We have a coordinator who kinds of acts like air traffic control—someone who goes ahead and goes ring to ring to check our riders in and make sure that our riders are on time and don’t miss course walks. It’s really just about planning. We spend 45 minutes to an hour each day, the night before, planning our strategy of attack: How are we going to implement this? Timing is very important, and we take into account the time it takes to go to and from the horse show; making it from our farm to the ring is a short walk. We’re also always using radios and texting.

You know you’re pulling it off when you don’t feel a sense of chaos. The people we’re trying to help are trying to compete. There has to be a sense of calm when doing all of this.

We also have to keep in mind, of course, that things do happen. Tack breaks, a horse will lose a shoe. There are wrenches thrown in the day. A horse is too fresh when the rider gets on, the weather has changed and it’s pouring down rain. I always carry a sun hat, a rain coat and a winter jacket—those are all always in my golf cart. That sort of encompasses the day: You have to be ready for everything. A lot of times, when I leave the farm on the golf cart at 7am to walk several courses, I might not come back until 5:30pm. You have to have the gamut of what could happen.

A glimpse of the Heritage Farm board.

Our board is written like a road map, hopefully to success. The staff member that has the best handwriting usually writes this; that’s usually Laena [Romond]. It’s very meticulous—mapped out from ride times, lessons, braiding and lunge times. We couldn’t do it without the board. I don’t go home or feel ready for the next day until I’ve stood in front of the board and reviewed it.

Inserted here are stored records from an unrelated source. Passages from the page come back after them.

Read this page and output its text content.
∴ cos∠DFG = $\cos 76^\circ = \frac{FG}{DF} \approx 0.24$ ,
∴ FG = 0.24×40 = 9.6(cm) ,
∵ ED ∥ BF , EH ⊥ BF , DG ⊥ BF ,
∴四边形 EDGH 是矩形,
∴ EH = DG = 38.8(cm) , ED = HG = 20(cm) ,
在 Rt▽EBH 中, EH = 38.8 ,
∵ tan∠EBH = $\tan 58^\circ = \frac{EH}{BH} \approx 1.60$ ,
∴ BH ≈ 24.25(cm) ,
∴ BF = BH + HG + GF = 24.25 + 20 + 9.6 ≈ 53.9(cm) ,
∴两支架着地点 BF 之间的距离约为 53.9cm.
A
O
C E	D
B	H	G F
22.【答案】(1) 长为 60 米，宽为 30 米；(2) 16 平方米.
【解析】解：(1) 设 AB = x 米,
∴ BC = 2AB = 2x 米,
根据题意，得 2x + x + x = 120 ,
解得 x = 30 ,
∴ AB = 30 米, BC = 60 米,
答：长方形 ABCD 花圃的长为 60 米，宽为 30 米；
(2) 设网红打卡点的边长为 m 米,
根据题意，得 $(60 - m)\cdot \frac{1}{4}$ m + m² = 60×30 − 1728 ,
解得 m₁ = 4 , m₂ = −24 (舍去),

Some people’s concern often is how we can pull this off, size wise. Once they’re here, they’re amazed at the organizational skills that we’ve learned. We’ve really mastered that over the years.

We work backwards. We write on the board when we are showing and work backward from that. If a horse is showing at 2pm, does it need to get in the ring? What else is that rider showing in and on what horses? Which ring is likely to go first?

Our team has been together a long time, and we can do a lot of logistics of knowing where we all need to be without having to discuss it at this point. We have a good sense of our plan of attack, and we mention it quite a bit: We just kind of know, having done it for so many years together. It’s a bit unique.